According to Rachel, writers, or anyone else who spends hours upon hours behind a computer, are prone to certain types of problems like neck and back strain, headaches, shortening of muscle ligature and a hunched back when we get older. So, now is the time to change your behaviors to avoid unattractive hunchbacks and necks that jut forward like a turkey.
Some of Rachel’s suggestions:
First, make sure that your computer monitor is at a height that does not force you to look down at it. You want to be able to see it while keeping your head in a neutral position.
Additionally, she suggests writing for no more than forty-five minutes at a time and then taking a ten to fifteen minute break where you move around. According to Rachel, movement is the key. Get on a treadmill, take your dog for a walk, turn on music and dance around your living room like a crazy person… it doesn’t matter what you do—just move. And if you are chained to a desk at your day job, every hour or so get up and file something, go to the restroom, get a drink of water, go ask your boss that question you’ve been meaning to all morning.

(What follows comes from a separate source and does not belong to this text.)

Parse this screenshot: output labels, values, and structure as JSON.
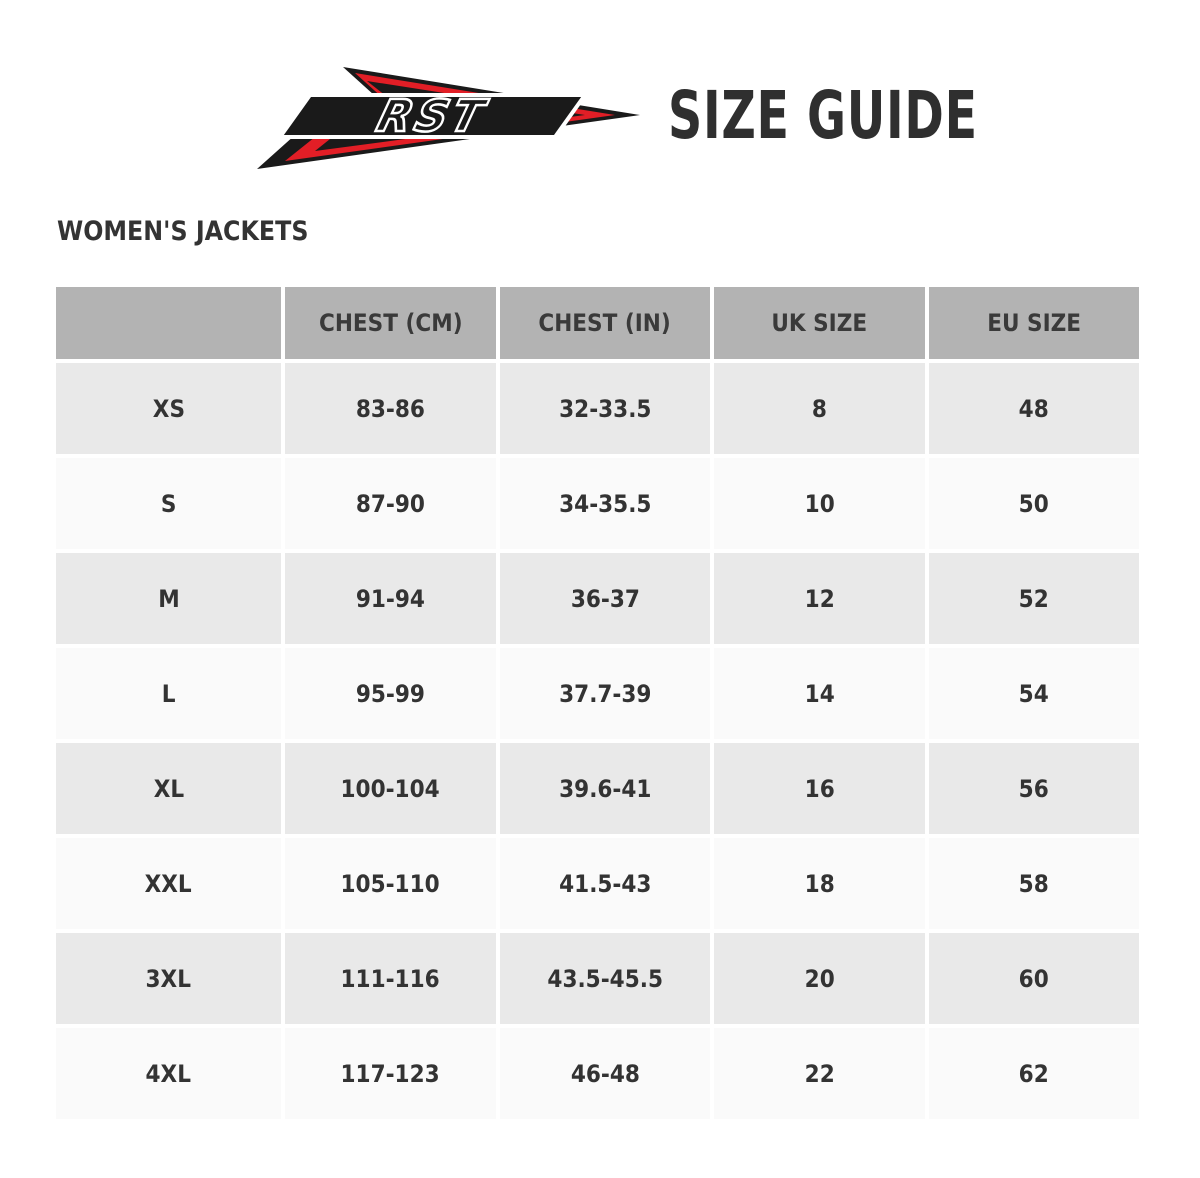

Next, lots of stretching. Several times a day stretch your neck, your back, your shoulders and your legs. There are lots of stretches that can be done while sitting if you are stuck behind a desk at your day job, so don’t let that stop you.
And finally, drink plenty of water because water (apparently not diet coke) flushes away impurities from the body and keeps us hydrated.
So, what tricks do you use to keep yourself healthy and writing?